Бонапарт слушал его, кусая губы, но все же слушал. Однако именно в этот момент у него появилась мысль упразднить министерство полиции, и, поскольку в тот же день он отправился в Мортфонтен, чтобы провести у своего брата Жозефа весь понедельник, то, побуждаемый совместными настояниями обоих братьев, он подписал там указ о расформировании министерства, положил его в карман и на другой день возвратился в Париж, довольный принятым решением, но понимая, какой удар он нанесет этим Жозефине. И потому по возвращении он был чрезвычайно ласков с ней. Это придало смелости бедной женщине, которая как в веселости мужа, так и в его грусти, как в его дурном настроении, так и в его шутливом тоне видела лишь угрозу развода, и, пока Бонапарт, сидя в ее будуаре, давал какие-то указания Бурьенну, она потихоньку подошла к мужу, села к нему на колени, ласково погладила его по волосам, задержав руку на его губах, чтобы он успел поцеловать ее пальцы, и, ощутив на горячей руке выпрашиваемый поцелуй, спросила:
— Почему ты вчера не взял меня с собой?
— Куда? — промолвил Бонапарт.
— Туда, где ты был.
— Я был в Мортфонтене, а поскольку мне известны неприязненные отношения между тобой и Жозефом…

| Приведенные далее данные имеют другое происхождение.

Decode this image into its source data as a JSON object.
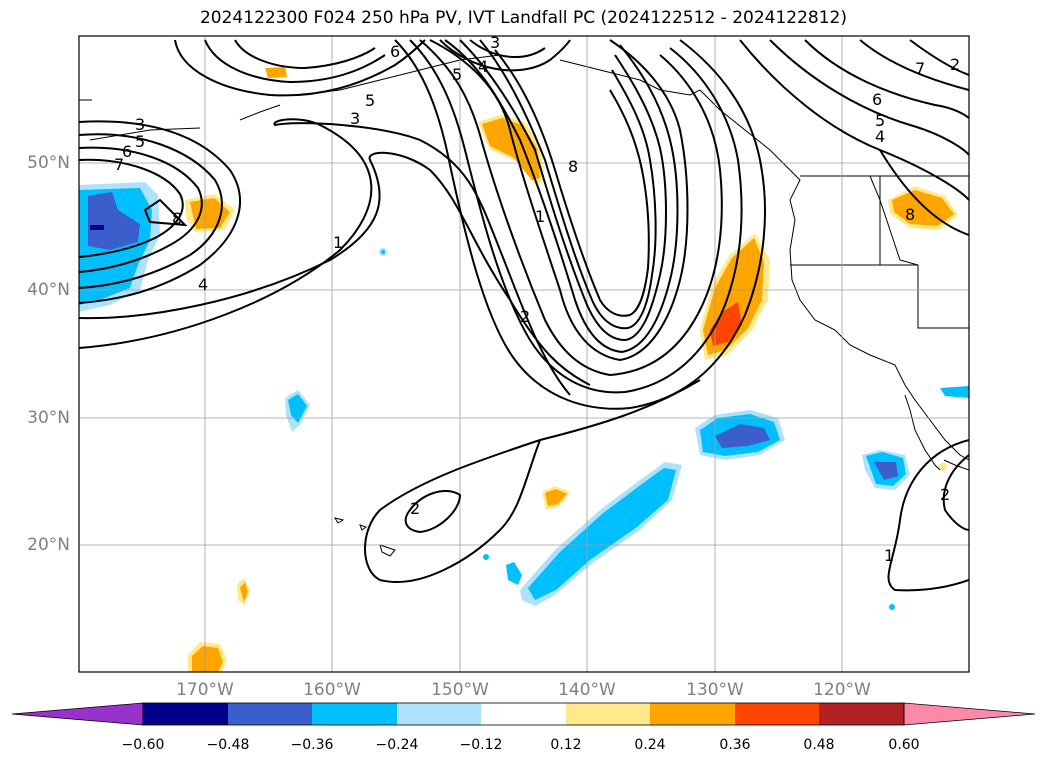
{
  "title": "2024122300 F024 250 hPa PV, IVT Landfall PC (2024122512 - 2024122812)",
  "map": {
    "projection": "PlateCarree",
    "lon_range": [
      -180,
      -110
    ],
    "lat_range": [
      10,
      60
    ],
    "lat_labels": [
      "20°N",
      "30°N",
      "40°N",
      "50°N"
    ],
    "lon_labels": [
      "170°W",
      "160°W",
      "150°W",
      "140°W",
      "130°W",
      "120°W"
    ],
    "pv_contour_labels": [
      "3",
      "5",
      "6",
      "7",
      "8",
      "4",
      "1",
      "2",
      "6",
      "5",
      "4",
      "3",
      "5",
      "3",
      "8",
      "1",
      "2",
      "2",
      "7",
      "6",
      "5",
      "4",
      "8",
      "1",
      "2"
    ]
  },
  "colorbar": {
    "ticks": [
      "−0.60",
      "−0.48",
      "−0.36",
      "−0.24",
      "−0.12",
      "0.12",
      "0.24",
      "0.36",
      "0.48",
      "0.60"
    ],
    "colors": [
      "#9932CC",
      "#00008B",
      "#3A5FCD",
      "#00BFFF",
      "#ADE2FB",
      "#FFFFFF",
      "#FFE98A",
      "#FFA500",
      "#FF4500",
      "#B22222",
      "#FF88A8"
    ]
  }
}
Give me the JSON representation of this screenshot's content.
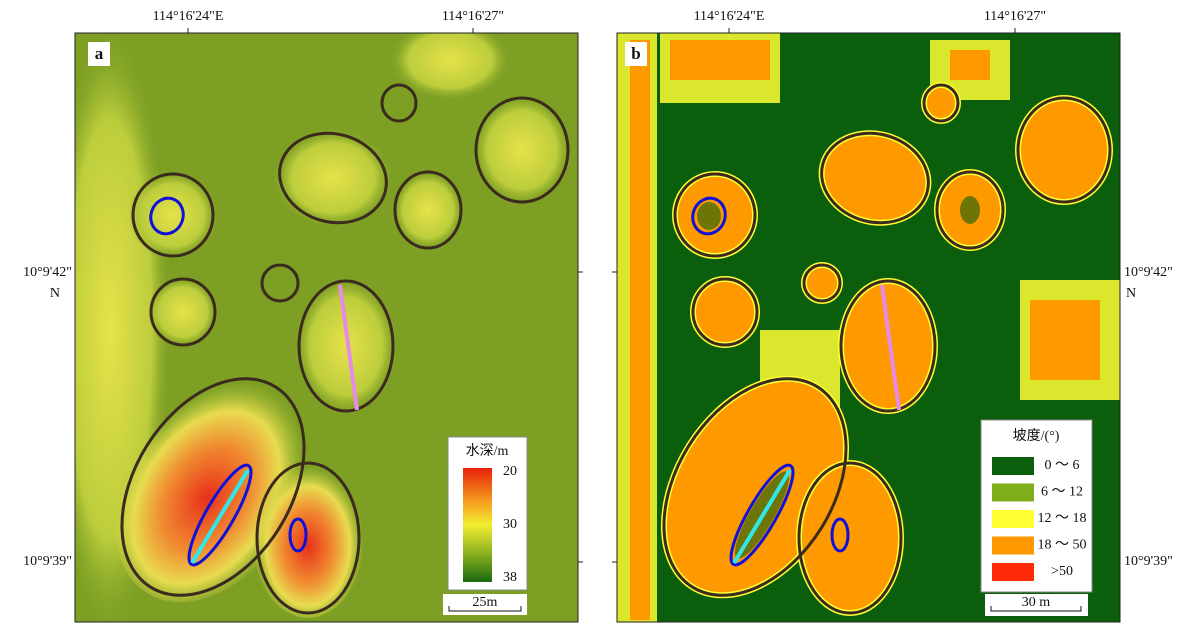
{
  "panels": [
    {
      "label": "a",
      "top_ticks": [
        "114°16'24\"E",
        "114°16'27\""
      ],
      "side_ticks": [
        "10°9'42\"",
        "N",
        "10°9'39\""
      ],
      "legend": {
        "title": "水深/m",
        "ticks": [
          "20",
          "30",
          "38"
        ]
      },
      "scale": "25m"
    },
    {
      "label": "b",
      "top_ticks": [
        "114°16'24\"E",
        "114°16'27\""
      ],
      "side_ticks": [
        "10°9'42\"",
        "N",
        "10°9'39\""
      ],
      "legend": {
        "title": "坡度/(°)",
        "items": [
          {
            "label": "0 ～ 6",
            "color": "#0b5e0b"
          },
          {
            "label": "6 ～ 12",
            "color": "#7fae1a"
          },
          {
            "label": "12 ～ 18",
            "color": "#ffff33"
          },
          {
            "label": "18 ～ 50",
            "color": "#ff9900"
          },
          {
            "label": ">50",
            "color": "#ff2a0a"
          }
        ]
      },
      "scale": "30 m"
    }
  ]
}
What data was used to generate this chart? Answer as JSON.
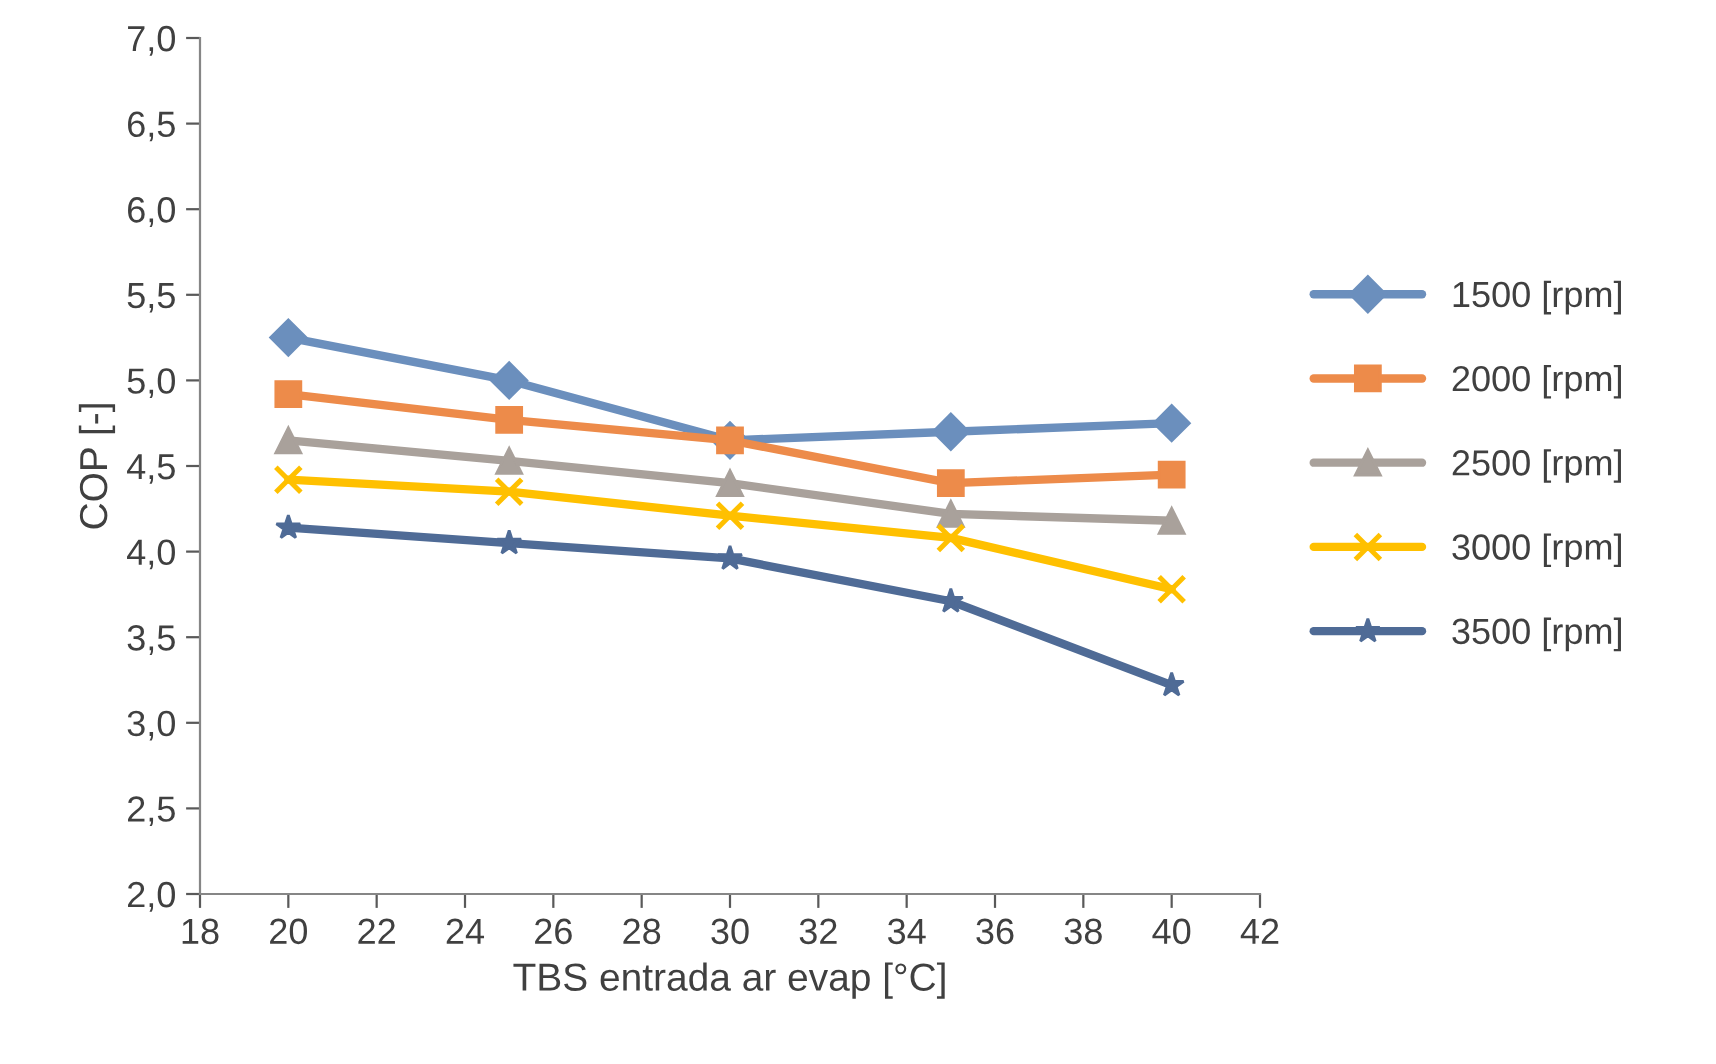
{
  "chart_data": {
    "type": "line",
    "xlabel": "TBS entrada ar evap [°C]",
    "ylabel": "COP [-]",
    "x": [
      20,
      25,
      30,
      35,
      40
    ],
    "xlim": [
      18,
      42
    ],
    "xticks": [
      18,
      20,
      22,
      24,
      26,
      28,
      30,
      32,
      34,
      36,
      38,
      40,
      42
    ],
    "ylim": [
      2.0,
      7.0
    ],
    "yticks": [
      {
        "value": 2.0,
        "label": "2,0"
      },
      {
        "value": 2.5,
        "label": "2,5"
      },
      {
        "value": 3.0,
        "label": "3,0"
      },
      {
        "value": 3.5,
        "label": "3,5"
      },
      {
        "value": 4.0,
        "label": "4,0"
      },
      {
        "value": 4.5,
        "label": "4,5"
      },
      {
        "value": 5.0,
        "label": "5,0"
      },
      {
        "value": 5.5,
        "label": "5,5"
      },
      {
        "value": 6.0,
        "label": "6,0"
      },
      {
        "value": 6.5,
        "label": "6,5"
      },
      {
        "value": 7.0,
        "label": "7,0"
      }
    ],
    "grid": false,
    "legend": "right",
    "line_style": "solid",
    "series": [
      {
        "name": "1500 [rpm]",
        "color": "#6b8fbd",
        "marker": "diamond",
        "values": [
          5.25,
          5.0,
          4.65,
          4.7,
          4.75
        ]
      },
      {
        "name": "2000 [rpm]",
        "color": "#ed8b4a",
        "marker": "square",
        "values": [
          4.92,
          4.77,
          4.65,
          4.4,
          4.45
        ]
      },
      {
        "name": "2500 [rpm]",
        "color": "#a9a19b",
        "marker": "triangle",
        "values": [
          4.65,
          4.53,
          4.4,
          4.22,
          4.18
        ]
      },
      {
        "name": "3000 [rpm]",
        "color": "#ffc000",
        "marker": "cross",
        "values": [
          4.42,
          4.35,
          4.21,
          4.08,
          3.78
        ]
      },
      {
        "name": "3500 [rpm]",
        "color": "#4f6b96",
        "marker": "star",
        "values": [
          4.14,
          4.05,
          3.96,
          3.71,
          3.22
        ]
      }
    ]
  }
}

— О! Ты мог бы еще добавить: между Люсьеном и мной. Я говорю «между Люсьеном и мной», потому что это они проявляют ко мне враждебность. Я ни к кому не испытываю враждебных чувств. Мне бы очень хотелось любить твоих братьев, но они ненавидят меня. И тебе должно быть понятно, как мне тревожно, когда я узнаю, что ты встретился с ними.
— Будь спокойна, вчера мы занимались исключительно политикой.
— Ну да, политикой, как Цезарь с Антонием: они примеряли на тебя царскую корону.
— Неужели ты так сильна в римской истории?
— Друг мой, из всей римской истории я читала лишь историю Цезаря и всякий раз, перечитывая ее, дрожу от страха.
В наступившем молчании Бонапарт нахмурил брови; однако Жозефина, заведя этот разговор, уже не могла остановиться.
— Прошу тебя, Бонапарт, — продолжала она, — умоляю тебя, не становись королем. Это гадкий Люсьен подталкивает тебя к трону, не слушай его; в этом наша погибель!
Бурьенн, нередко дававший своему однокашнику по военной школе те же самые советы, испугался, что Бонапарт рассердится.